I've been a Lakers fan in the very dark days of the early 90s. Immediately upon signing up with the team - I'd never previously been a fan team sports - Magic Johnson, the greatest player in the history of the franchise retired - only to return later to become the coach with the worst record in team history. Bad Times. Shortly before he retired himself at the behest of Marshall 'Do' Applewhite and the Hale-Bopp comet in Rancho Santa Fe in '97 a friend of mine maintained that the NBA was merely Sportainment more akin to the WWF than a professional sports league. Who knows what insights he had, after all, he had the perspicacity to catch the tail of a comet, even if he had to wear black Nike's - then popular with NBA players - to do it.
Some of this seasons' blockbuster NBA trades are so peculiar they might as well have been conceived by Do Applewhite, so suicidal have they been from the losers' perspective, so off-balance, out of whack, that they lend themselves to the very idea that the NBA is scripted by a none too subtle hand. However you view it, I say congrats to NBA Commish David Stern for his oversight of the game. I'm not much of a fan. I'm a Laker fan. I'd happily see them play their D-League team in the finals, but you know how it is with all old men and that wistful hankering to revisit the halcyon days of our youth - few things in the NBA conjure up magical memories on the coasts like that ol' Lakers-Celtics rivalry. Which I don't even remember or care about at all.

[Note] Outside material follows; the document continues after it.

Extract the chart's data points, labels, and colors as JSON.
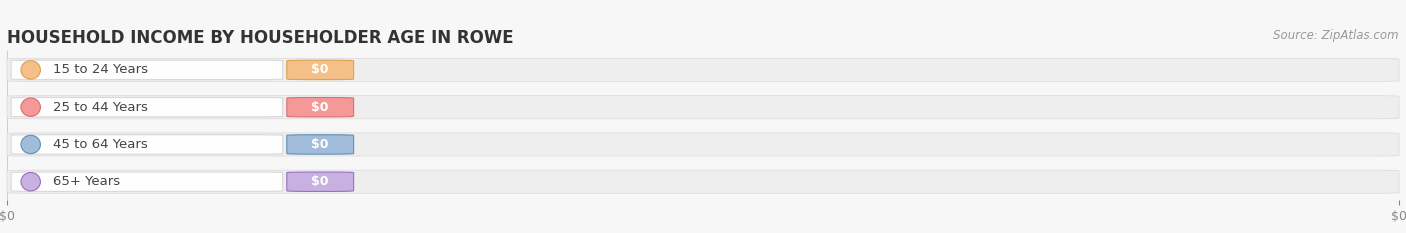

The Boston Celtics haven't managed to do business of consequence in the NBA for about 30 years. This past summer, somehow they traded away some raw meat and some dead wood for Kevin Garnett and Ray Allen, not one, but two all-stars to join Paul Pierce, the one they already had... Unlike the recent failed Lakers John, Paul, George and Ringo experiment - this one has worked. They most exalted of Power Trios has delivered by far the best record in the NBA. Running away with it in the East.
The Lakers have been good with what they've got this season. Yet somehow, inexplicably in the middle of the longest roadtrip in history, they traded away a player with a ten million dollar deal who couldn't catch the ball for All-Star Pau Gasol who has so far been simply brilliant. Pau has yet to play a home game - above you can see how many of SoCal's TW DVR's including my own are primed to record this weeks Lakers-ShaqSuns match up - which surely will attract more viewers than the All-Star game itself. In Gasol's first half-dozen outings with the Lakers on the road he has averaged 20 points and 10 rebounds per game - I may be a digit or two out but you can see he is a superior being on the basketball court. And he was had for nothing.
Lakers-Celtics final? Well, Kobe Bryant's torn little finger ligament is not the only bump in the road... There are the Spurs, Mavericks and the Suns (the latter now rumbling along at a different pace with Shaq on board) will all have plenty to say in the West. No one has anything much to say in the East. Well, maybe Detroit will whimper. But out West, once prodigy Andrew 'Big Night' Bynum returns, the Lakers will be once more the team to beat to get to the title. Not just the team to beat because of their storied history and the circus has come to town.